By Albert Amateau
There’s an off chance that you’ll get a whiff of fish and chips on a Village street when a black London taxi drives by.
If you do, it’s more than likely that Sean Kavanagh-Dowsett, a partner with his wife in Tea & Sympathy and A Salt & Battery, two adjacent restaurants on Greenwich Ave., will be driving that cab.
In London, cabs run on diesel fuel. Kavanagh-Dowsett converted his cab — which he bought earlier this year with the help of a friend in Britain where he was born and raised — to run on diesel and filtered, used cooking oil.
“I did it because it’s green. We have a daughter who is 6½ years old and I’d like to say I’m doing something for the planet,” he told this reporter last week. “We also have an unlimited supply of cooking oil,” he said, noting, “You can’t throw cooking oil away in the garbage or in the sewer. You have to pay someone to take it away.”
He had the cab shipped from England to Port Elizabeth, N.J., in April, picked it up at the dock, took it through customs and drove it to Holyoke, Mass. There he bought a cooking-oil conversion kit from a man who makes them. He then drove to Greenfield, Mass., where a mechanic installed the device in the cab.
Kavanagh-Dowsett drove the vehicle back to the Village after a test run on cooking oil.
“I waited until it was all done before I unveiled it to the missus,” he said. His wife, Nicky Perry, who founded Tea & Sympathy 20 years ago, said she didn’t know it was happening until she saw the cab in front of the shop and it was too late to do anything about it.
The total cost was $11,500, including shipping the car across the pond and about $5,000 for the conversion kit and installation, Kavanagh-Dowsett said. In addition to very low-cost fuel, there are federal and state tax incentives for commercial vehicles using recycled cooking oil for fuel. Kavanagh-Dowsett uses the cab for deliveries and other business-related trips in the city.

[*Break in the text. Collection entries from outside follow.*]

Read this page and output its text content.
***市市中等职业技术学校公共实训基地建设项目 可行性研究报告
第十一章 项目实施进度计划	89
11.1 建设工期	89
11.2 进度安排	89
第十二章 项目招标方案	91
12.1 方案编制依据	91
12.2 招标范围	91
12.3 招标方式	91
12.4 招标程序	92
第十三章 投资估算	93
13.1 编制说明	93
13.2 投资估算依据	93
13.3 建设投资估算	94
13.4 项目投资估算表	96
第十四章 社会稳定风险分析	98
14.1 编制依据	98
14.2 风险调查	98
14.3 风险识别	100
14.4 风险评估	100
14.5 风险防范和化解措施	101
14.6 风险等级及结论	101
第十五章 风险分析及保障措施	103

The cab starts on diesel. After a minute or so, a dashboard dial indicates the filtered cooking oil is hot enough, and the driver pushes a button to switch the fuel.
“There’s no discernable difference in performance, no bump or shift,” he said during a demonstration drive last week, and his two guest passengers agreed. A minute before turning off the engine after parking, the driver pushes another button to purge the fuel line and switch back to diesel for the next start. During the stop-and-go of commercial driving, the cooking oil needs only a few seconds to get hot enough to use.
“It just needs diesel to start and stop and you get a little over 30 miles a gallon,” he said.
In addition to the cab’s original 25-gallon diesel fuel tank under the boot (the British word for trunk), the conversion involves a 15-gallon tank in the boot for the cooking oil. The tank has a filter for the oil, and hoses bring heat from the engine to the tank. Separate fuel lines for diesel and oil lead to the engine and join at a solenoid valve where the switching occurs, Kavanagh-Dowsett explained. The cooking-oil line also has another filter before joining the combined line.
Some local commercial vans use biodiesel fuel that has been denatured and processed for use as fuel; but Kavanagh-Dowsett said he doesn’t know of any other commercial vehicle that runs on unprocessed, recycled cooking oil.
His black London cab is distinctive enough to get comments and questions from passersby. HSBC bank uses at least one London cab painted red and white, Kavanagh-Dowsett noted. But he said he believed it was converted to gasoline.
“I’ve been thinking about this for some time,” he said, regarding cooking-oil fuel. “A couple of years ago a couple of guys from Vermont in a truck stopped at the store and asked if they could have some cooking oil to use for fuel,” he recalled.